Artık her şeyin farkına varan annesi, onun direnişte yer aldığını öğrenir. Her ne kadar iletişimleri kopmuş olsa da onu hep hisseden annesi, Nusaybin’deki çatışmaların sonuna kadar da şehirden ayrılmaz ve bir gün belki görebilirim umuduyla ayakta kalır. Sokağa çıkma yasağı olduğu dönemlerde şehit olduğuna dair bir haber ulaşır annesine ama inanmak istemez. Anne Narınç, anlatmaya devam ediyor: "Direnişten sonra uzun bir süre üzerinden geçtiği ve şahadetlerin artık otopsi ile teşhis olduğunu duyduğumdan gidip DNA testi için ben de kan verdim. Yerle bir olmuş şehirden sonra şahadetler ve diğer yaşanılanlar görülmeye başlandı. Bizim evin olduğu mahalle de yerle bir edilmiş olmasına rağmen hiç umurumda olmuyordu. Hep oğlum Bedrettin ve arkadaşlarının kılına zarar gelmesin de evin, eşyaların, dünya malının canı cehenneme diyordum. Başlarına bir şey gelmesin diye durmadan dua ediyordum.’’

DNA SONUCUNU BEKLER

47 yaşındaki anne, yıkılmış, virane olmuş şehir ve evlere rağmen Nusaybin’den çıkmak istemez. Bulunması zor olsa da kayını ve çocuklarıyla birlikte bir ev kiralayıp şehirde kalırlar. Bütün aklı DNA için verdiğim kanın sonucunda olan annesi, sonrasını şöyle anlatıyor: "Aylar sonra savcılıktan bir bilgilendirme geldi. Oğlumun Nusaybin direnişinde şehit olduğuna dair bilgiyi 2017 yılının Mart ayında aldım.
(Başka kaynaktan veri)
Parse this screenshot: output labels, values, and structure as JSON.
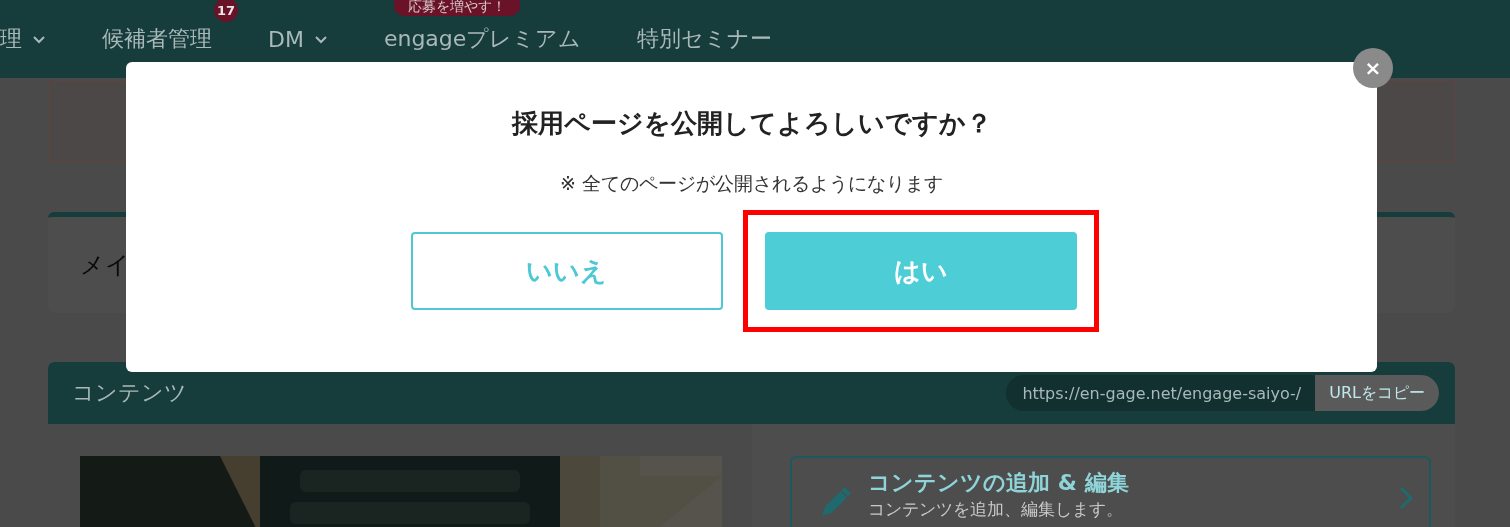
{
  "nav": {
    "items": [
      {
        "label": "理",
        "dropdown": true
      },
      {
        "label": "候補者管理",
        "dropdown": false,
        "badge": "17"
      },
      {
        "label": "DM",
        "dropdown": true
      },
      {
        "label": "engageプレミアム",
        "dropdown": false,
        "promo": "応募を増やす！"
      },
      {
        "label": "特別セミナー",
        "dropdown": false
      }
    ]
  },
  "main_card": {
    "title": "メイ"
  },
  "contents": {
    "title": "コンテンツ",
    "url": "https://en-gage.net/engage-saiyo-/",
    "copy_button": "URLをコピー",
    "action": {
      "title": "コンテンツの追加 & 編集",
      "description": "コンテンツを追加、編集します。"
    }
  },
  "dialog": {
    "close": "×",
    "title": "採用ページを公開してよろしいですか？",
    "note": "※ 全てのページが公開されるようになります",
    "buttons": [
      {
        "label": "いいえ",
        "kind": "secondary",
        "highlighted": false
      },
      {
        "label": "はい",
        "kind": "primary",
        "highlighted": true
      }
    ]
  }
}
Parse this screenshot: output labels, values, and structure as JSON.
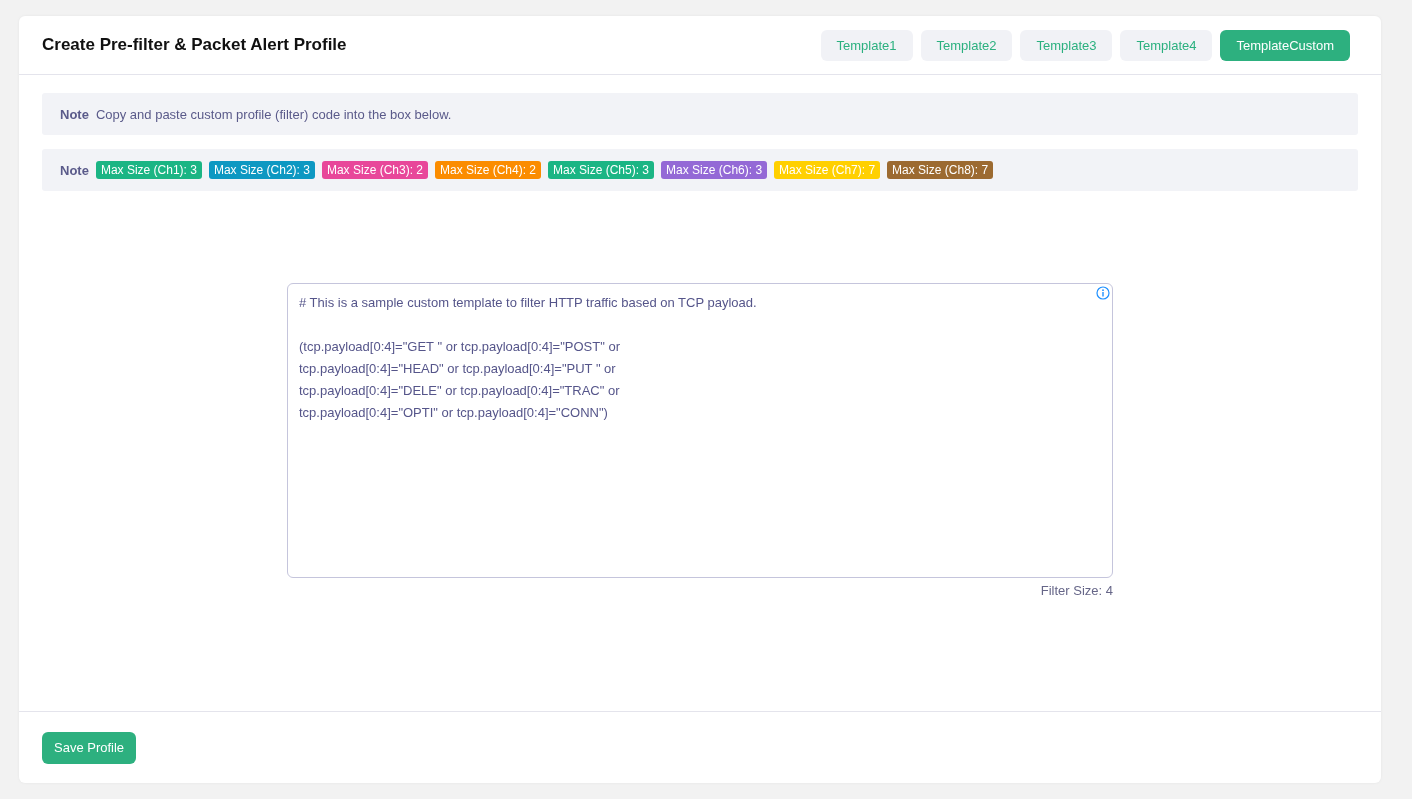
{
  "title": "Create Pre-filter & Packet Alert Profile",
  "templates": [
    {
      "label": "Template1",
      "selected": false
    },
    {
      "label": "Template2",
      "selected": false
    },
    {
      "label": "Template3",
      "selected": false
    },
    {
      "label": "Template4",
      "selected": false
    },
    {
      "label": "TemplateCustom",
      "selected": true
    }
  ],
  "note_1": {
    "label": "Note",
    "text": "Copy and paste custom profile (filter) code into the box below."
  },
  "note_2": {
    "label": "Note",
    "badges": [
      {
        "text": "Max Size (Ch1): 3",
        "color": "#1bb584"
      },
      {
        "text": "Max Size (Ch2): 3",
        "color": "#0d98c2"
      },
      {
        "text": "Max Size (Ch3): 2",
        "color": "#e8479a"
      },
      {
        "text": "Max Size (Ch4): 2",
        "color": "#fb8c00"
      },
      {
        "text": "Max Size (Ch5): 3",
        "color": "#1bb584"
      },
      {
        "text": "Max Size (Ch6): 3",
        "color": "#9469d6"
      },
      {
        "text": "Max Size (Ch7): 7",
        "color": "#ffd000"
      },
      {
        "text": "Max Size (Ch8): 7",
        "color": "#9c6a31"
      }
    ]
  },
  "code_box": {
    "comment": "# This is a sample custom template to filter HTTP traffic based on TCP payload.",
    "code_lines": [
      "(tcp.payload[0:4]=\"GET \" or tcp.payload[0:4]=\"POST\" or",
      "tcp.payload[0:4]=\"HEAD\" or tcp.payload[0:4]=\"PUT \" or",
      "tcp.payload[0:4]=\"DELE\" or tcp.payload[0:4]=\"TRAC\" or",
      "tcp.payload[0:4]=\"OPTI\" or tcp.payload[0:4]=\"CONN\")"
    ]
  },
  "filter_size": "Filter Size: 4",
  "save_button": "Save Profile"
}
Yani oğlumun cenazesinin kesinleştiğini ve İstanbul’da olduğunun haberini yakın bir tarihte aldım. Kendi çapımda yaptığım araştırmalarla oğlum Bedrettin’in (Rêber Yadigar) 2016 yılının Nisan ayında Nusaybin direnişinde şehit olduğunu öğrendim."

CENAZESİNİ ALAMADI

Henüz oğlunun cenazesini teslim alamayan ve bunun haberini bekleyen anne Narınç Beyret, son olarak şunları paylaşıyor: "Oğlum benim için çok önemli ve özel bir insandı. Ben onunla nefes alıp yaşıyordum. Zaten ondan başka da kimsem yoktu. Ancak her ne kadar canım yansa da onu çok özlesem de ben oğlumla gurur duyuyorum. Bedrettin’im şeref, onur yolunda bedel verdi. Babası da beni benim gibi düşünüyor ve hissediyor. Yüzlerce arkadaşı gibi o da halkı, toprağı için canını ortaya koydu. Haksızlıklara, zulme karşı sessiz kalmadı ve direndi. Onu ve inandığı yolu hep yaşatacağım yüreğimde.’’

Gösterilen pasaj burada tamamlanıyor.